McPherson J, Zucker M B
Blood. 1976 Jan;47(1):55-67.
In normal heparinized blood, the retention of platelets in glass bead columns was low in the first 1 or 2 ml, increasing to more than 80% by the 4th or 5th ml. Prior flushing of the columns with platelet-poor plasma or saline lowered retention in all 5 ml. Additional studies were carried out with a two-stage procedure in which a sample of blood (A) was pumped through a column, immediately flushed out with saline or plasma, and followed by a second blood sample (B). When as little as 1 ml of blood A preceded the flushing solution, retention was very high in all 5 ml of the subsequent blood B. This enhancement of retention in B occurred, providing blood A contained platelets (other than thrombasthenic), fibrinogen, and adequate divalent cations. Enhancement did not require von Willebrand factor (vWF) in A, nor was ADP necessary, since enhancement occurred even when heparinized blood as A contained prostaglendin E1 (PGE1) or creatine phosphokinase with creatine phosphate (CPK-CP). However, the presence of PGE1 or CPK-CP in the plasma used to flush the columns prevented the enhancement of retention in the first milliliter of B. Retention in the first milliliter of B (following normal blood as A and saline or normal plasma for flushing) was high when B was afibrinogenemic, moderately high when B contained PGE1 or CPK-CP, and low in thrombasthenic, EDTA, or vWF-deficient blood. Retention declined in subsequent milliliters of PGE1 or CPK-CP blood and remained low in thrombasthenic, vWF-deficient, or EDTA blood. Our findings suggest that (1) the platelets in A adhere to glass; this adhesion requires fibrinogen but not vWF or ADP; (2) the adherent platelets release ADP and become sticky; (3) adhesion of platelets in the first milliliter of B to the sticky platelets from A requires vWF and divalent cations but not ADP; (4) retention is maintained thereafter by repetitive platelet-platelet interactions involving ADP release, alteration of adherent platelets by released ADP, and adhesion of further platelets to these ADP-altered platelets which requires vWF.

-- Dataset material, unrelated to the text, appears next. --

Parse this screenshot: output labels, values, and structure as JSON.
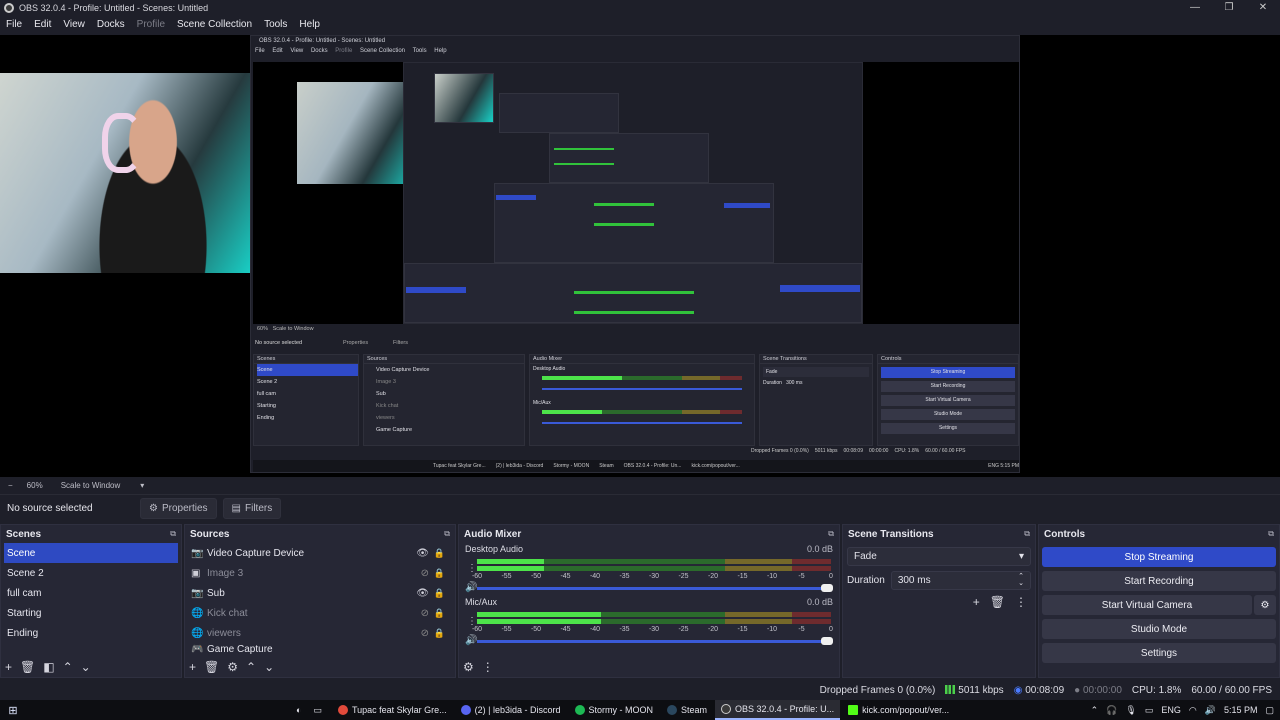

在正常肝素化血液中,玻璃珠柱对血小板的保留率在前1或2毫升血液中较低,到第4或5毫升时增加到80%以上。先用缺乏血小板的血浆或生理盐水冲洗柱子会降低所有5毫升血液中的保留率。还进行了一项两阶段程序的额外研究,即先将一份血液样本(A)泵入柱子,立即用生理盐水或血浆冲洗出来,然后再注入第二份血液样本(B)。当在冲洗液之前仅有1毫升血液A时,随后的所有5毫升血液B中的保留率都非常高。只要血液A中含有血小板(除血小板无力症患者的血小板外)、纤维蛋白原和足够的二价阳离子,血液B中的保留率就会提高。血液A中不需要血管性血友病因子(vWF),也不需要二磷酸腺苷(ADP),因为即使肝素化血液A中含有前列腺素E1(PGE1)或磷酸肌酸激酶与磷酸肌酸(CPK-CP)时,保留率也会提高。然而,用于冲洗柱子的血浆中存在PGE1或CPK-CP会阻止血液B第一毫升中的保留率提高。当血液B为无纤维蛋白原血症时,血液B第一毫升中的保留率(在血液A为正常血液且用生理盐水或正常血浆冲洗之后)很高;当血液B含有PGE1或CPK-CP时,保留率中等偏高;而在血小板无力症、乙二胺四乙酸(EDTA)或vWF缺乏的血液中保留率较低。在随后的几毫升含有PGE1或CPK-CP的血液中,保留率下降,在血小板无力症、vWF缺乏或EDTA血液中保留率仍较低。我们的研究结果表明:(1)血液A中的血小板黏附于玻璃;这种黏附需要纤维蛋白原,但不需要vWF或ADP;(2)黏附的血小板释放ADP并变得黏附性增强;(3)血液B第一毫升中的血小板与来自血液A的黏附性血小板的黏附需要vWF和二价阳离子,但不需要ADP;(4)此后,通过涉及ADP释放、释放的ADP改变黏附的血小板以及更多血小板与这些被ADP改变的血小板黏附的重复性血小板-血小板相互作用来维持保留率,而这种黏附需要vWF。